Recently, I have seen three truly great silent films in London:
The Golem (1920) directed by Paul Wegener with Wegener himself playing the Golem screened as part of Jewish Book Week at King's Place and accompanied by a new musical score by Robin Harris who played the piano, with Laura Anstee on the cello. You can see a ten minute version
here without the Harris score;
The Seashell and the Clergyman (1928)
Germaine Dulac's extraordinary short film about a priest's erotic fantasies, perhaps the first surrealist film, made a year before Luis Buñuel and Salvador Dalí's
Un Chien Andalou. I saw this at the Roundhouse as part of the Reverb Festival, accompanied by Imogen Heap's equally pioneering a cappella score which she performed with the Holst singers, conducted by the London Contemporary Orchestra's Hugh Brunt (you can see the film
here but without the Heap score); and F.W. Murnau's
Faust (1926),
with Emil Jannings as Mephistopheles, a visual feast of innovation which I saw at The Royal Festival Hall with the Philharmonia Orchestra playing Aphrodite Raichopoulu's new score with improvisations by piano soloist Gabriela Montero. The visual and auditory surprises were myriad and the imaginative leaps made in these films and scores were far more astonishing than anything I've seen in recent cinema. Watch the trailer
here.
I have also recently seen three contemporary films, all homages to the silent film era: Michel Hazanavicius’s
The Artist, Martin Scorsese's
Hugo, and Dan Pritzker's
Louis. The first two films are by now renowned, the latter a weird pseudo-porn pastiche in which Louis Armstrong's New Orlean's childhood is reimagined via various early cinematic styles. The film was shown at the Barbican with a live score written by Wynton Marsalis. If it hadn't been for the score I would have walked out. (See Slant's review by Andrew Schenker
here.)
The chasm of quality of experience between the first three films and these last three is wide and deep. Sadly, while the films made in the 1920s were all about innovation, playing and stretching the medium to see what it could do, taking film to the limits of its capabilities and peering beyond, the three films made today contented themselves with relying exclusively on nostalgia and the backward glance--and so were fundamentally boring. (Thank god for the dog in
The Artist who drew inspiration, of course, from Asta of
The Thin Man movies but transformed his character into an original.)
T.S. Eliot said something to the effect of "mediocre artists borrow, great artists steal," meaning that all artists rely on the past for their material, but only those who truly make what they have taken their own achieve something transcendent.

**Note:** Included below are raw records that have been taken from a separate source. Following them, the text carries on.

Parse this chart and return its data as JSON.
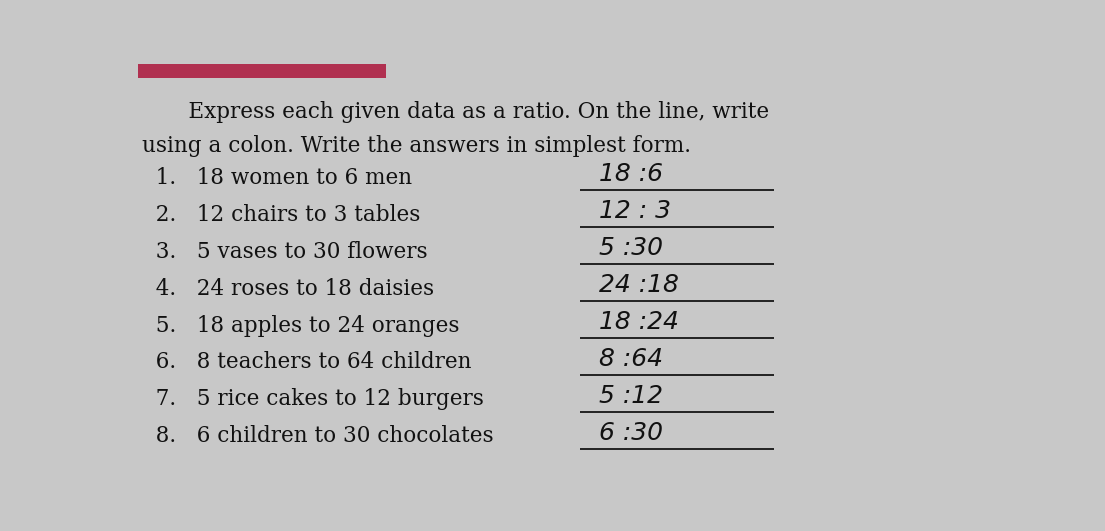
{
  "bg_color": "#c8c8c8",
  "title_line1": "    Express each given data as a ratio. On the line, write",
  "title_line2": "using a colon. Write the answers in simplest form.",
  "questions": [
    "  1.   18 women to 6 men",
    "  2.   12 chairs to 3 tables",
    "  3.   5 vases to 30 flowers",
    "  4.   24 roses to 18 daisies",
    "  5.   18 apples to 24 oranges",
    "  6.   8 teachers to 64 children",
    "  7.   5 rice cakes to 12 burgers",
    "  8.   6 children to 30 chocolates"
  ],
  "answers": [
    "18 :6",
    "12 : 3",
    "5 :30",
    "24 :18",
    "18 :24",
    "8 :64",
    "5 :12",
    "6 :30"
  ],
  "top_bar_color": "#b03050",
  "text_color": "#111111",
  "answer_color": "#111111",
  "line_color": "#222222",
  "title_fontsize": 15.5,
  "question_fontsize": 15.5,
  "answer_fontsize": 15
}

There was a great deal of borrowing in
The Artist, Hugo, and
Louis, but little theft. It was as if all three filmmakers were terrified of looking into the future, even fleetingly, to see where cinema may be headed. At a time when cineplexes are chronically empty, audiences far more content to stay at home and watch youtube and play video games, is nostalgia (and 3-D) really all the cinema has to offer us? I have noticed that the post-Oscar ads for
The Artist claim that "It's not just a film, it's an "Experience."
Vertigo, Sunset Boulevard, any Rudolph Valentino film,
Citizen Kane, Singin' In The Rain and all the films
The Artist borrows from are "experiences."
The Artist is mostly retro camp.
Perhaps the remarkable popularity of silent cinema accompanied by newly commissioned live scores (all I've attended have been sold-out performances) points to what is missing from today's movies: the communal experience, the spontaneity and excitement of participating in innovation, the thrill of catching a glimpse of the future while mining the past.
In this vein, Canadian filmmaker Guy Maddin at the Pompidou Centre in Paris has been making a film-a-day inspired by lost silent films in a series of "ciné-séances" called
Spiritismes. The public is invited to witness the making of a new film inspired by a long-lost movie. Summoning spirits of lost cinema in theatrical “séances,” Maddin and his actors inhabit their ghostly scenarios. The project finishes on March 12. You can watch live streaming of the films being made on the Pompidou Centre website
here.For information about silent film screenings in London, go to the wonderful website
Silent LondonThe organization
Birds Eye View, dedicated to supporting women filmmakers, commissioned several new scores for silent films made by women, including Imogen Heap's score for
The Clergyman and the Seashell. A beautiful tribute to silent film is included in David Denby's gentle slam of
The Artist in his New Yorker piece
"The Artists."For more on silent screenings across Britain see this
Guardian post.
In June, Bologna's Cineteca
Cinema Rediscovered festival will feature newly restored films by Lois Weber, who is described by Cineaste's editors as "a trail-blazing silent director known for her films exploring topics that reflected a prescient concern with the status of women in a male-dominated society." For more on Lois Weber, see The National Women's History Musuem's excellent on-line exhibit
"Women in Early Film." In October, the Pordenone Silent Film Festival will present
"The Dickens Bicentenary," a series of silent films based on books by Charles Dickens.